It seems that we can write this article every year during the “en primeur” campaign in Bordeaux. But 2009 “en primeur” prices for Bordeaux wines really are stratospherically high. Editor Michael Carpentier summarized it thus in a recent e-mail:
Montrose 2009 costs as much as Mission or Mouton 2008
La Lagune 2009 = Clinet 2008
Haut Bailly 2009 = Las Cases 2008
Evangile 2009 = Latour 2008
Mouton 2009 = Le Pin 2008
Le Pin 2009 = Methusalem Petrus 1961
Only the latter is more or less a joke, a (real) Methusalem of Petrus 1961 will not be easily found.
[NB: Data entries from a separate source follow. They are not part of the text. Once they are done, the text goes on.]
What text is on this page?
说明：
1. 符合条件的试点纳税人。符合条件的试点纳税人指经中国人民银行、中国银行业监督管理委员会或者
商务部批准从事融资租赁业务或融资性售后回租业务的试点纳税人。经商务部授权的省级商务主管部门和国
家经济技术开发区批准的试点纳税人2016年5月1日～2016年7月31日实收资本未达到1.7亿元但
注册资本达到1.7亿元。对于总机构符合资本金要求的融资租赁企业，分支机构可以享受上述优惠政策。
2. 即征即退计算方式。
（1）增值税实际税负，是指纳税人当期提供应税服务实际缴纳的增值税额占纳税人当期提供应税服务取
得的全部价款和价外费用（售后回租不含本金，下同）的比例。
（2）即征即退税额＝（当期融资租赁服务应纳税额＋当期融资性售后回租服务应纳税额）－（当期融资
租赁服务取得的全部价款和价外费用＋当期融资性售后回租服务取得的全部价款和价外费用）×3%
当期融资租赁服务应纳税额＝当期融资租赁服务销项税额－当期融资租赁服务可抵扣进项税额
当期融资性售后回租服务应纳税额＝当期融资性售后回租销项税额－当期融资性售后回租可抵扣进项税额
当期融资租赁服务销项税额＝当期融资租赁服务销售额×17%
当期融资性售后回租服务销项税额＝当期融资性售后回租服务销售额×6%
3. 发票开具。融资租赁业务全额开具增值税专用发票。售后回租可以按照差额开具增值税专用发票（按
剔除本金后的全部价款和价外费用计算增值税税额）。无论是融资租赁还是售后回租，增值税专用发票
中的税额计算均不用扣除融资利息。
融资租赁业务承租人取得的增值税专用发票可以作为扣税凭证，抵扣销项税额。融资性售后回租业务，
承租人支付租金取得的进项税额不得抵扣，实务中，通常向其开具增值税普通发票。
According to the Live-ex online marketplace, prices for the sixty top wines in Bordeaux in 2009 averaged 71% higher than in 2008 and 23% higher than in the previous “vintage of the century” 2005. And this despite the fact that many critics declared 2009 to be an extremely good, but also more uneven year than 2005 and 2000. According to Decanter the wines sell well, but quantities are very low. The “en primeur” campaign is changing more and more in a publicity campaign to drive up prices ever further. The chateaux are keeping back ever-increasing amounts of their production to sell at higher prices in years to come.
Some remarkable price hikes in comparison to 2008: Mission Haut Brion: +391%; Lafitte: +323%; Malescot-St. Exupery; Conseillante, +233%; l’Evangile, +200%, Leoville-Poyferre: +172%; Canon: +150%; Montrose: +157%; Palmer: +153%; Troplong: +136%; Leoville-Barton: +131%; Lynch-Bages: +125%; Clinet: +112%; Calon-Segur: +109%; Beychevelle: +105%; Lascombes and Grand Puy Lacoste: +100%. Prices of most First Growths haven’t been released yet, so expect even higher hikes.